In 1996, the Department of Energy commissioned Sandia National Laboratories to build the Aspen agent-based model to study the economic effects of traumatic events such as energy grid failures and telecommunications shutdowns. In contrast to most general equilibrium models, in Aspen time is divided into days instead of years (useful with a rapidly spreading virus), agents make decisions based on artificial intelligence learning models instead of with perfect foresight (potentially useful for identifying behaviors during and after forced lockdowns), and a banking sector conducts open market operations instead of simply not existing (useful when the Federal Reserve has dropped the fed funds rate to zero and is purchasing $700 billion of assets while supplying liquidity to markets). Perhaps most important for understanding economic policy during and after a pandemic, agents in the model interact. Aspen agents, much like humans, “adapt their behavior dynamically, according to changing economic conditions and past experience.” Unfortunately, Sandia’s work on Aspen stopped around 2000.

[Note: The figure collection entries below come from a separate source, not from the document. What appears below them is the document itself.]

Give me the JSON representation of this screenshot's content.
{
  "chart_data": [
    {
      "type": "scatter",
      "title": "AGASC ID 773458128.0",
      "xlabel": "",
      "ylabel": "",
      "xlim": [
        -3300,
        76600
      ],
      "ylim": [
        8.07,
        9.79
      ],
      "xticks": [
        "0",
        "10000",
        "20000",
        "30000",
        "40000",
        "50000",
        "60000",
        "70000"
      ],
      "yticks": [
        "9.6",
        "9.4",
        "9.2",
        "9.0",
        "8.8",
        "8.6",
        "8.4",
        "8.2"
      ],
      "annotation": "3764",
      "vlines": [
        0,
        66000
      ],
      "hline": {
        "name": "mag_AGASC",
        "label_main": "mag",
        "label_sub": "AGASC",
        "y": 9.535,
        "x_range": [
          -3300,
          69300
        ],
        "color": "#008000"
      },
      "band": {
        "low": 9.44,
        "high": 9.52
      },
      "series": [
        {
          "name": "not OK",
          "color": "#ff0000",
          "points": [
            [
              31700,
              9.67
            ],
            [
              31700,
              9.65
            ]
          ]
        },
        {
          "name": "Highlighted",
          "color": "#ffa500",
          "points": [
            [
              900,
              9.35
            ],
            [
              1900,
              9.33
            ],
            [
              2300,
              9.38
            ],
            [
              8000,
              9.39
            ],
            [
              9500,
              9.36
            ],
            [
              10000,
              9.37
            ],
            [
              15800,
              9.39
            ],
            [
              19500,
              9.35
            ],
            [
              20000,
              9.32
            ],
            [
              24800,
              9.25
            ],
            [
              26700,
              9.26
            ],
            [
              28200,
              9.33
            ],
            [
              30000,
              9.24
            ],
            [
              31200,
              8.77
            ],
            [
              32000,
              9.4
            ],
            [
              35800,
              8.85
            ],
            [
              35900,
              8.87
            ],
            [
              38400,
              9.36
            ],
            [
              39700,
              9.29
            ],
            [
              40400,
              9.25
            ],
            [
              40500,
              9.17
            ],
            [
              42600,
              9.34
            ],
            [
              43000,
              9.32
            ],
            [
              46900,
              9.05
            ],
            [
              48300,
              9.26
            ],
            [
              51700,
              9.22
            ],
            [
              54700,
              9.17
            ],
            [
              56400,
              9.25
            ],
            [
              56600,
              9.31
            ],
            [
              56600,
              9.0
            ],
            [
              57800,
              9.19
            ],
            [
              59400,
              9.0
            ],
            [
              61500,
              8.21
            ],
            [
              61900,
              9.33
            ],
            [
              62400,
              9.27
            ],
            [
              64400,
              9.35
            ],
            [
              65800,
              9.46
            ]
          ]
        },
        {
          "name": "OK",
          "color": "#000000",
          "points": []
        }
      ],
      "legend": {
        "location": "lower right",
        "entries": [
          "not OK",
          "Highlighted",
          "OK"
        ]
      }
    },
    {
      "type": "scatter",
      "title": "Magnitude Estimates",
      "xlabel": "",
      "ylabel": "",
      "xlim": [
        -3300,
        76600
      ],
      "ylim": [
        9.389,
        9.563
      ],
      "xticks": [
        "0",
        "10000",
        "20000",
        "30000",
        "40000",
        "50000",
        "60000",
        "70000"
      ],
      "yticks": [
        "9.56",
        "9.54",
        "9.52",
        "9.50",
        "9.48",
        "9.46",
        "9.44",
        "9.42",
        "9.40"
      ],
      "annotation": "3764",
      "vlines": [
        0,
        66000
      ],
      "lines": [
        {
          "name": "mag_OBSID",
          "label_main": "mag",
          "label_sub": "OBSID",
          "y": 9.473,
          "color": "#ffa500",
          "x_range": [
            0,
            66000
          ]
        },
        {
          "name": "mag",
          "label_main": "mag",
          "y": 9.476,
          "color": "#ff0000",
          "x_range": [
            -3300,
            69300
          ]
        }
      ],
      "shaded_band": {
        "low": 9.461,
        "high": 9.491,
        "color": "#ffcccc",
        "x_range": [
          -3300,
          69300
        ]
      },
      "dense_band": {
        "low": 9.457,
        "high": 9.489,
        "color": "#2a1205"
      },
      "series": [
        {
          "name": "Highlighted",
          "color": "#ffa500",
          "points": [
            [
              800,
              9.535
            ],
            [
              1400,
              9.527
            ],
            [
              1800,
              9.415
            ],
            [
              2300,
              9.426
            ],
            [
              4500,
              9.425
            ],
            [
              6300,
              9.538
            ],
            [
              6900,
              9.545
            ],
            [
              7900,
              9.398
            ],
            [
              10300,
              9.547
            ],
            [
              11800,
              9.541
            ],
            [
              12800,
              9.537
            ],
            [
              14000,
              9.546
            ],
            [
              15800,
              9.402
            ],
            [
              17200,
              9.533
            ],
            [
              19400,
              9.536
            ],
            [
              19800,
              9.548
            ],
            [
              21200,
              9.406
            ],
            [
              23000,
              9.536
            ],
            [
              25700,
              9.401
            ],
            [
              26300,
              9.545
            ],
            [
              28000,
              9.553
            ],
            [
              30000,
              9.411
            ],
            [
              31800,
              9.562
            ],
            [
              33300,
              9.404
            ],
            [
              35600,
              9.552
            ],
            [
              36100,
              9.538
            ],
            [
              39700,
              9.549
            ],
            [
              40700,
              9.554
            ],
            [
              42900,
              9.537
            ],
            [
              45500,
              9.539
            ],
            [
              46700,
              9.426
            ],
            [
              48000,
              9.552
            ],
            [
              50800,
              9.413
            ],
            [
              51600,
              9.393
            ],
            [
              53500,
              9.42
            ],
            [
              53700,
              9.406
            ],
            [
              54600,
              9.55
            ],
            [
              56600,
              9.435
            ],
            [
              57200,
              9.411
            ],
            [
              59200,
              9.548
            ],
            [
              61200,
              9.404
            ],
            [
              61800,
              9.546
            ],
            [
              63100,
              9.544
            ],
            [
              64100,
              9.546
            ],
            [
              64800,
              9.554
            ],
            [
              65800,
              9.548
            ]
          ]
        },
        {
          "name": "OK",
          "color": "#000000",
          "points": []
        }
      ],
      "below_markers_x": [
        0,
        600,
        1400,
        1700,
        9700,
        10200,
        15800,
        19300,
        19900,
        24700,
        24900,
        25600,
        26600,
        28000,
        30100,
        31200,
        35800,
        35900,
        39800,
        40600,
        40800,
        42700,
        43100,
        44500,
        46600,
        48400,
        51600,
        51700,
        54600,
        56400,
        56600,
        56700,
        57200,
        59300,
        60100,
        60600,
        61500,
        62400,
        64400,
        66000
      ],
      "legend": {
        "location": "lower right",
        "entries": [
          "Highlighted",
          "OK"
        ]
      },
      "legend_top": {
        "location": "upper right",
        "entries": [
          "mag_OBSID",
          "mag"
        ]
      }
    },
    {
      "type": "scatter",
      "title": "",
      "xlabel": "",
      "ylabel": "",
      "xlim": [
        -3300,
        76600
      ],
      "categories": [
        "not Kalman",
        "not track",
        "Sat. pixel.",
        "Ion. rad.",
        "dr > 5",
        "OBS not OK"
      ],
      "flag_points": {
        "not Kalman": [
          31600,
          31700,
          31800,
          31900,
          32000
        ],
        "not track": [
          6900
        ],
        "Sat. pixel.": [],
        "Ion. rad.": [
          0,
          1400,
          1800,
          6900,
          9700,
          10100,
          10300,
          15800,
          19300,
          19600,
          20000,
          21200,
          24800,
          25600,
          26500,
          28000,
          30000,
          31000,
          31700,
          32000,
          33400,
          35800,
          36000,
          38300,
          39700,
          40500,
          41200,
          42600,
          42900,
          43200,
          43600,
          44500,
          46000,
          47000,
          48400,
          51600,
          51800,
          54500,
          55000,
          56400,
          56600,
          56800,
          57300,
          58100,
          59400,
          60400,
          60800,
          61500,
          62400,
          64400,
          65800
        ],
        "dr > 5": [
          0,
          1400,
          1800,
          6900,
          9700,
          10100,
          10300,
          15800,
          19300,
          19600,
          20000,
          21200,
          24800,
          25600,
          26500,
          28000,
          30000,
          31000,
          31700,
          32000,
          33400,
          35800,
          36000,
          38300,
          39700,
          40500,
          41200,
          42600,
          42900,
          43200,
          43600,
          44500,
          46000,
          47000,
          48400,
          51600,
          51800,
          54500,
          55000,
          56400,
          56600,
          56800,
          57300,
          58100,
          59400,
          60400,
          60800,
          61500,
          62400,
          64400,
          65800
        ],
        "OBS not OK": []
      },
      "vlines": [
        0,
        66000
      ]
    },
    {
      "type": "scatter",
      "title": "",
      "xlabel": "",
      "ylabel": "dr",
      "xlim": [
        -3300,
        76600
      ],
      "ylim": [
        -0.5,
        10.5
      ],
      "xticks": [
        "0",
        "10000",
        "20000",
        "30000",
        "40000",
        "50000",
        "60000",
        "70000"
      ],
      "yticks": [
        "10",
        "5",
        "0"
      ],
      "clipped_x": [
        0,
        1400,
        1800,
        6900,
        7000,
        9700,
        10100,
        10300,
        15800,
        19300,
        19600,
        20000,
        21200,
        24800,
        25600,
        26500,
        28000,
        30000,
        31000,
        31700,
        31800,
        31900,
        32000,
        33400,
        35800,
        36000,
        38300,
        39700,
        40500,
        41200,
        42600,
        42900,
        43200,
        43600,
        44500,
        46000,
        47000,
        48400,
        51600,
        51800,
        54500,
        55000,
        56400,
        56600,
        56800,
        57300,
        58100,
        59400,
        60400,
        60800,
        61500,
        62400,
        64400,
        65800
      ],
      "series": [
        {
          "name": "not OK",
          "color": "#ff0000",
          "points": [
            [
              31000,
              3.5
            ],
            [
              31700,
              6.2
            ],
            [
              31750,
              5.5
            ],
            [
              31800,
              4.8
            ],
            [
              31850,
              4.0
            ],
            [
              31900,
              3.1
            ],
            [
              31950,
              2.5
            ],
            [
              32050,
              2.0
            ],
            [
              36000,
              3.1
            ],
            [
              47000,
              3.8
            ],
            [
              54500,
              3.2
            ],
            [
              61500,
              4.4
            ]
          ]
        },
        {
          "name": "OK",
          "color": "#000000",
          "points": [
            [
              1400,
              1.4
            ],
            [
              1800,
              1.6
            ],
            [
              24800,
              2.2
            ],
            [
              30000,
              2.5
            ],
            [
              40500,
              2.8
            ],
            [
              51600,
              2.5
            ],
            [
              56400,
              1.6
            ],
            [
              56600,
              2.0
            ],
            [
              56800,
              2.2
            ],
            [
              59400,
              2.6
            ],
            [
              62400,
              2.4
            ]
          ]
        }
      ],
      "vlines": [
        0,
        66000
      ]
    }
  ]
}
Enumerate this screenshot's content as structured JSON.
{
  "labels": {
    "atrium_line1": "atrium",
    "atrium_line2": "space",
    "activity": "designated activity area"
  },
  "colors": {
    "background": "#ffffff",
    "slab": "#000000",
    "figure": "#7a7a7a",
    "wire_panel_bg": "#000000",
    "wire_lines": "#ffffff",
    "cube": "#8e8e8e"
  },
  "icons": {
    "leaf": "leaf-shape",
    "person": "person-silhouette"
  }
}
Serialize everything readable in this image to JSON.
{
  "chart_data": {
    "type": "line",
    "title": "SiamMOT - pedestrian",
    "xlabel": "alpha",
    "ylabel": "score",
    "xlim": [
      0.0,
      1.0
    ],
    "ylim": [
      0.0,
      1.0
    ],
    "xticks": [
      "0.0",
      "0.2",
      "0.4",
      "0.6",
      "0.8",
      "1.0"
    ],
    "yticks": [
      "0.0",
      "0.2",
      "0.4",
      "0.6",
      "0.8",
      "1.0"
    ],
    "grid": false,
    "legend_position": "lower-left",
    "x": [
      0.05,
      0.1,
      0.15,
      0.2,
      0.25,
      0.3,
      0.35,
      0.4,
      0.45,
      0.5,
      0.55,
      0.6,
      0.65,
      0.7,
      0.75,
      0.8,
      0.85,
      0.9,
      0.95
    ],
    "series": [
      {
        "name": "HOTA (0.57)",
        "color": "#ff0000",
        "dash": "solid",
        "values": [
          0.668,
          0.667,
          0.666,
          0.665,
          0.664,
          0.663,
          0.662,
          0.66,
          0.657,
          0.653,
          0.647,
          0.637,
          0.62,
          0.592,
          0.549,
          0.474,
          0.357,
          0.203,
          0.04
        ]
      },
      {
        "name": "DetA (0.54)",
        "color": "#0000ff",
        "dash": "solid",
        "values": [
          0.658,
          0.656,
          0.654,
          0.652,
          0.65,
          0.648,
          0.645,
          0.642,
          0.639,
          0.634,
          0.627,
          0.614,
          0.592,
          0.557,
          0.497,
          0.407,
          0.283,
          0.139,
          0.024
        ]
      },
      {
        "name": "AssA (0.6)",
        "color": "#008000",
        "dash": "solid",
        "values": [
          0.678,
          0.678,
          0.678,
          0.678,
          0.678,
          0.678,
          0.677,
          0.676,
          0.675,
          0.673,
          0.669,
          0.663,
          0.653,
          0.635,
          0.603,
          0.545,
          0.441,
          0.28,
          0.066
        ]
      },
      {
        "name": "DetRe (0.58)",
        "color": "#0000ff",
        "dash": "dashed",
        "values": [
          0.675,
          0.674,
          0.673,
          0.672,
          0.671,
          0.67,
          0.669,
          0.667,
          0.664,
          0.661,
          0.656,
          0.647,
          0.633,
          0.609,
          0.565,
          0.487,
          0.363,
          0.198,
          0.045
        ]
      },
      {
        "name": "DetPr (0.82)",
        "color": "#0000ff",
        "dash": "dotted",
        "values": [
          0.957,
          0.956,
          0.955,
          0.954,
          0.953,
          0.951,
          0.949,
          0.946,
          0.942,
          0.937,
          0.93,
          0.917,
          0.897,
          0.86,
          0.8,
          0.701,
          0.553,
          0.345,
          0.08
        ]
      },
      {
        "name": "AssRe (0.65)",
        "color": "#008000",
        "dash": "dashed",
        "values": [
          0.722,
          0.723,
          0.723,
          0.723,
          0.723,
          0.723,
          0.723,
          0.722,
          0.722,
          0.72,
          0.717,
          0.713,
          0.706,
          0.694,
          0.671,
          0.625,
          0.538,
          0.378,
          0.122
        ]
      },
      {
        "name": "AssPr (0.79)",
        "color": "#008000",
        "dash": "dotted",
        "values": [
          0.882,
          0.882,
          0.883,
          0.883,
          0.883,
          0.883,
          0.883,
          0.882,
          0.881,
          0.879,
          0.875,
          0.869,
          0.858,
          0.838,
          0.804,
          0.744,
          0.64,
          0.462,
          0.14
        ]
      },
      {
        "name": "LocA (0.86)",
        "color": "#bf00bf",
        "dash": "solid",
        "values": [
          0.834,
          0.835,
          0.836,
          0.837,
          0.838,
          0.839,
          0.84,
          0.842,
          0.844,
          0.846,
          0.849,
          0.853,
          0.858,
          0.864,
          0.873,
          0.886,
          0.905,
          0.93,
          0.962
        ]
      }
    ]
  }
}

Today, a similar model could have been used to guide policymakers in determining fiscal policy responses, which should be designed to provide maximum support to the all-important health policy decisions. We have an opportunity now, in preparation for the next crisis, to use the exponential increases in data, computing power, and behavioral and neuroscience research over the past two decades to develop an updated Aspen.

Next time we face a crisis, hopefully policymakers will have a more useful guide.

The National Science Foundation took preliminary steps to fund development of a similar model in the wake of the financial crisis, and a few academic and private sector groups are working on agent-based models. These steps are positive, but the necessary large-scale commitment has been missing. Hopefully one small positive will come amidst the pain and suffering caused by the pandemic: better recognition of the harmful effects of unrealistic economic models and stronger support – from the federal government, philanthropies and philanthropists, universities, and others – for development of a better way.